YAPTIKLARININ HESABINI VERECEKLER
Şehit askerlerin cenazeleri ambulanslardan alınarak katafalklara konularak öz geçmişleri okundu. Öz geçmişlerin okunmasının ardından konuşan Yüzbaşı Mehmet Halef çelikkollu, Türk milletinin her türlü felaket karşısında büyük bir sabır gösterdiğini belirterek, Vatan söz konusu olduğunda hiçbir fedakarlıktan çekinmemiş gerektiğinde bu uğurda yüz binlerce şehit vermiştir. Hukuku, insan temel hak ve özgürlüklerini eşitliği ve demokrasiyi dilinden düşürmeyen ancak devletin sunduğu tüm bu imkanlardan faydalanarak insanlığa, hukuka, demokrasi ve özgürlüğe tamamen aykırı ve ters en alçak cinayetleri işleyenler ve bu cinayetlere alkış tutanlar şunu asla unutmasınlar. Türkiye Cumhuriyeti kanunları önünde yaptıkları bu caniliklerin hesabını mutlaka vereceklerdir dedi.

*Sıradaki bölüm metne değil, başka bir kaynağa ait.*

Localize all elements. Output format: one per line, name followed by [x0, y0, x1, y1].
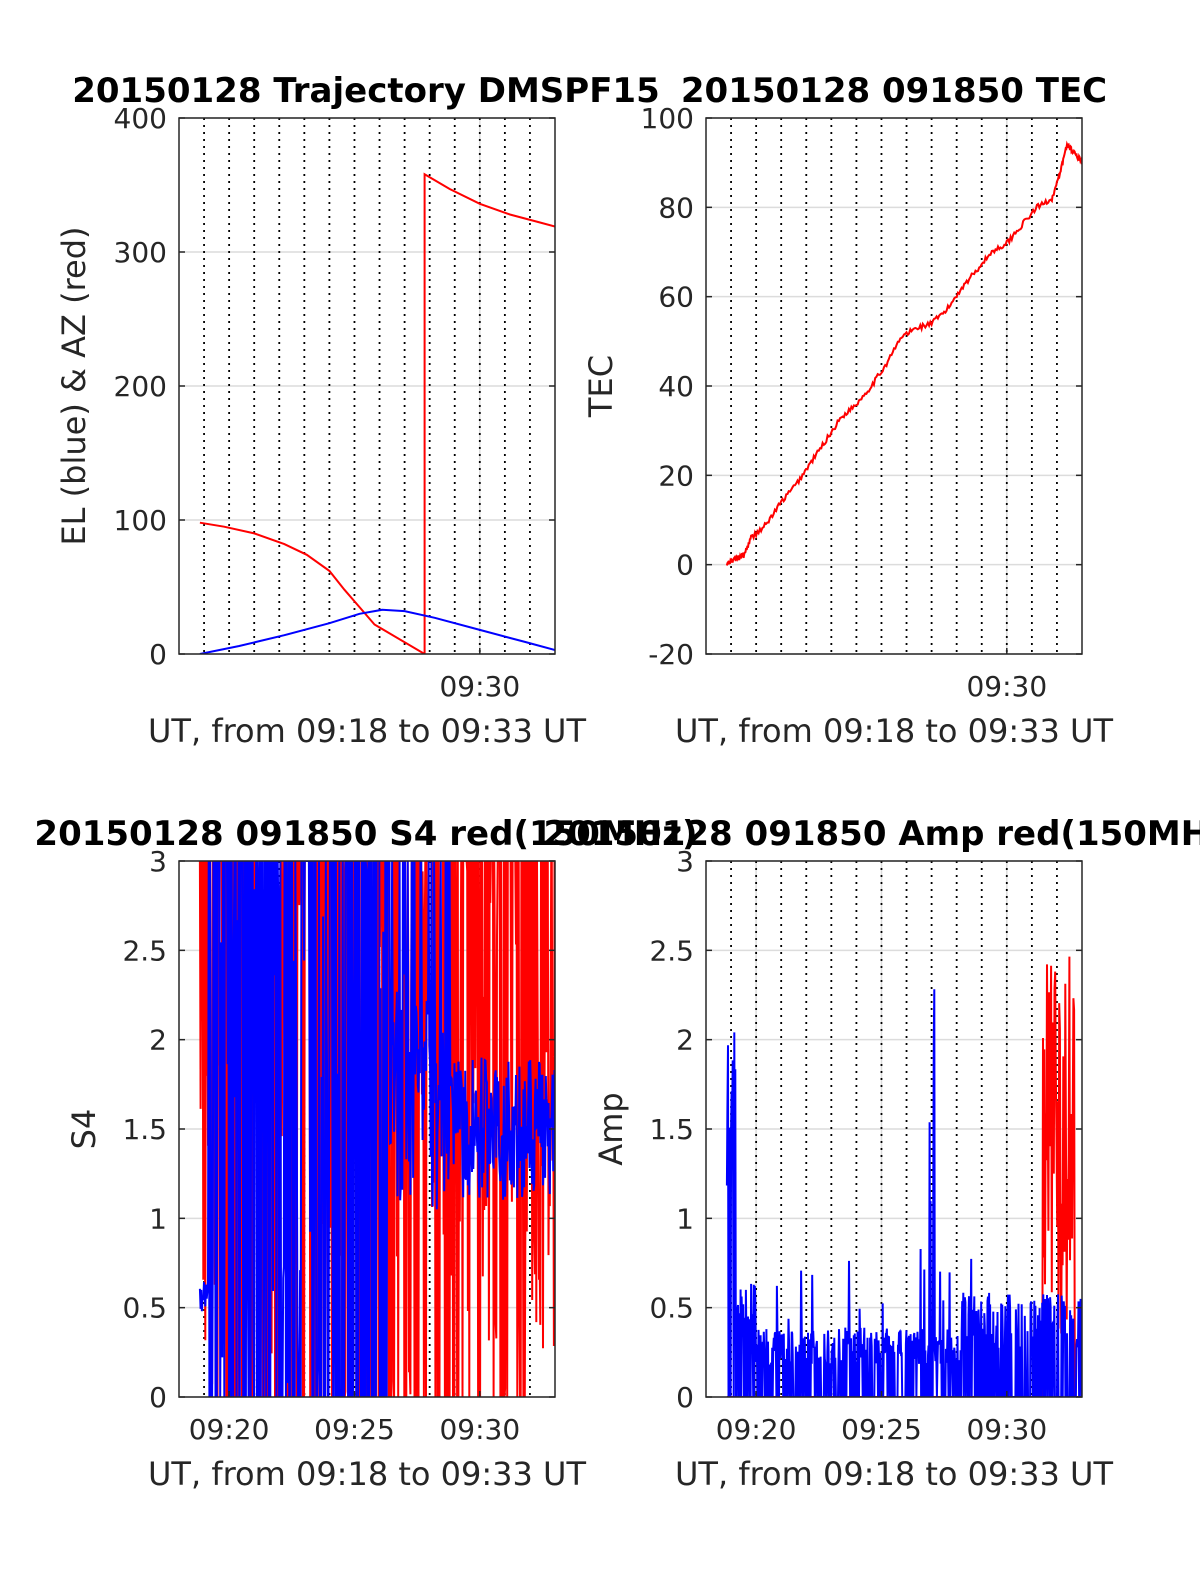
series-line-1	[726, 956, 1082, 1397]
y-tick-label: 1	[149, 1202, 167, 1235]
series-line-2	[198, 861, 555, 1397]
y-tick-label: 200	[114, 370, 167, 403]
chart-3: 0 0.5 1 1.5 2 2.5 3 09:20 09:25 09:30 20150128 091…	[34, 814, 697, 1493]
series-line-1	[725, 140, 1082, 566]
y-tick-label: 0.5	[649, 1292, 694, 1325]
y-tick-label: 20	[658, 459, 694, 492]
y-tick-label: 0	[676, 1381, 694, 1414]
x-axis-label: UT, from 09:18 to 09:33 UT	[675, 1455, 1113, 1493]
y-tick-label: 100	[114, 504, 167, 537]
y-tick-label: -20	[648, 638, 694, 671]
chart-4: 0 0.5 1 1.5 2 2.5 3 09:20 09:25 09:30 20150128 091…	[543, 814, 1200, 1493]
y-tick-label: 0	[149, 638, 167, 671]
y-axis-label: S4	[65, 1109, 103, 1150]
x-tick-label: 09:30	[966, 670, 1047, 703]
series-line-1	[199, 172, 555, 654]
chart-2: -20 0 20 40 60 80 100 09:30 20150128 091850 TEC U…	[582, 71, 1113, 750]
y-axis-label: TEC	[582, 355, 620, 418]
y-tick-label: 0	[149, 1381, 167, 1414]
series-line-2	[199, 608, 555, 654]
y-tick-label: 1.5	[649, 1113, 694, 1146]
y-tick-label: 300	[114, 236, 167, 269]
chart-title: 20150128 091850 Amp red(150MHz)	[543, 814, 1200, 854]
y-tick-label: 100	[641, 102, 694, 135]
y-tick-label: 0.5	[122, 1292, 167, 1325]
x-tick-label: 09:25	[314, 1413, 395, 1446]
y-tick-label: 2.5	[649, 934, 694, 967]
x-axis-label: UT, from 09:18 to 09:33 UT	[148, 1455, 586, 1493]
y-axis-label: Amp	[592, 1092, 630, 1165]
x-tick-label: 09:25	[841, 1413, 922, 1446]
chart-1: 0 100 200 300 400 09:30 20150128 Trajectory DM…	[55, 71, 660, 750]
y-axis-label: EL (blue) & AZ (red)	[55, 226, 93, 545]
y-tick-label: 80	[658, 191, 694, 224]
y-tick-label: 1	[676, 1202, 694, 1235]
chart-title: 20150128 Trajectory DMSPF15	[72, 71, 660, 111]
y-tick-label: 60	[658, 281, 694, 314]
x-tick-label: 09:20	[716, 1413, 797, 1446]
y-tick-label: 2	[149, 1024, 167, 1057]
y-tick-label: 2	[676, 1024, 694, 1057]
y-tick-label: 3	[676, 845, 694, 878]
x-tick-label: 09:20	[189, 1413, 270, 1446]
y-tick-label: 40	[658, 370, 694, 403]
x-tick-label: 09:30	[439, 670, 520, 703]
chart-title: 20150128 091850 TEC	[681, 71, 1107, 111]
x-axis-label: UT, from 09:18 to 09:33 UT	[675, 712, 1113, 750]
chart-title: 20150128 091850 S4 red(150MHz)	[34, 814, 697, 854]
x-axis-label: UT, from 09:18 to 09:33 UT	[148, 712, 586, 750]
x-tick-label: 09:30	[966, 1413, 1047, 1446]
y-tick-label: 2.5	[122, 934, 167, 967]
y-tick-label: 1.5	[122, 1113, 167, 1146]
y-tick-label: 3	[149, 845, 167, 878]
x-tick-label: 09:30	[439, 1413, 520, 1446]
y-tick-label: 400	[114, 102, 167, 135]
y-tick-label: 0	[676, 549, 694, 582]
series-line-2	[725, 989, 1082, 1397]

ASKERLER GÖZYAŞI DÖKÜP ELİNİ ÖPTÜ
Okunan duaların ardından şehitlerin cenazeleri alınırken, yakınları şehit tabutlarına doğru koştu. Tabutların başlarında gözyaşları döken şehit yakınlarını askerler teselli ederek uzaklaştırdı. Şehitler daha sonra katafalktan alınarak ambulanslara konuldu. Şehit Teğmen Recep Erdoğanın cenazesi Gümüşhaneye, Astsubay Üstçavuş Nusrat Atmaca ile Uzman çavuş Bekir Şimşekin cenazeleri Yozgata, Piyade Uzman çavuş Hüseyin Şerbetçinin cenazesi Hataya, Uzman Onbaşı Sercan Bulakın cenazesi de Ankara Şereflikoçhisara uğurlandı.
Törenden sonra şehit Astsubay Nusrat Atmacanın küçük kızı Ülkü Nisa Atmacanın elini öpmek için askerler peşinden gitti. Gözyaşı döken askerler minik Ülkünün elini öperek, Yalnız değilsin dedi.